March: Monday, March 12 at 12:00 noon (Bring your lunch!)
Enchanted Islands, by Allison Amend
Based on the real-life escapades of Frances and Ainslie Conway, the novel augments the couple’s adventures as WWII American spies with the backstory of how a poor Jewish girl came to be involved in international espionage. Readers meet Franny as a willful child in Depression-era Duluth who escapes her family’s economic and moral tyranny by running off to Chicago with her best friend, the beautiful but flirtatious Rosalie Mendel. After they are torn apart by love and betrayal, Franny eventually makes her way to San Francisco, where she is recruited by U.S. Naval Intelligence for an unlikely assignment: the arranged marriage to an officer spying on German settlers of the Galapagos Islands. Franny accepts the chance to perhaps find the romance and adventure she’d missed. This is a taut, powerful tale of human relationships and the sacrifices people make to maintain their balance.

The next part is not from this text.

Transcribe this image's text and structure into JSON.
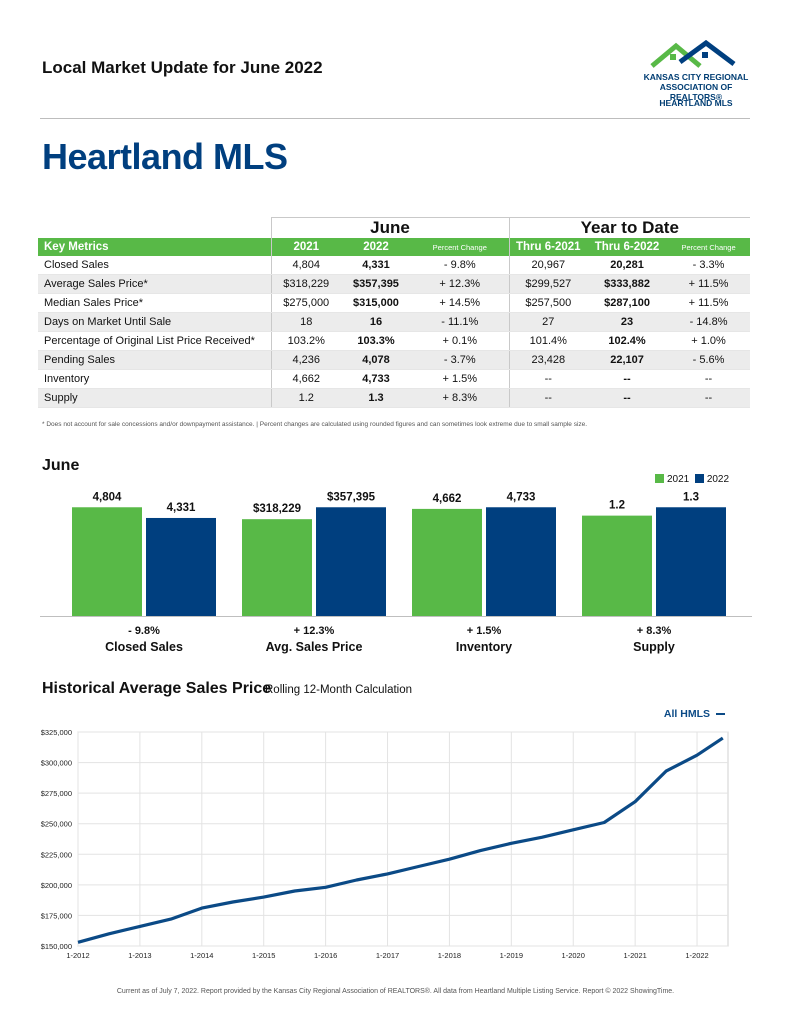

April: Wednesday, April 11 at 12:00 noon (Bring your lunch!)
They May Not Mean To, But They Do, by Cathleen Schine
The Bergman clan’s matriarch, Joy, is not slipping into old age with the quiet grace her children, Molly and Daniel, would have wished. When Joy’s beloved husband dies, Molly and Daniel have no shortage of solutions for their mother’s loneliness and despair, but there is one challenge they did not count on: the reappearance of an ardent suitor from Joy’s college days. And they didn’t count on Joy herself, a mother suddenly as willful and rebellious as their own kids. From one of America’s greatest comic novelists and author of The Three Weissmans of Westport, this is a hilarious new novel about aging, family, loneliness, and love.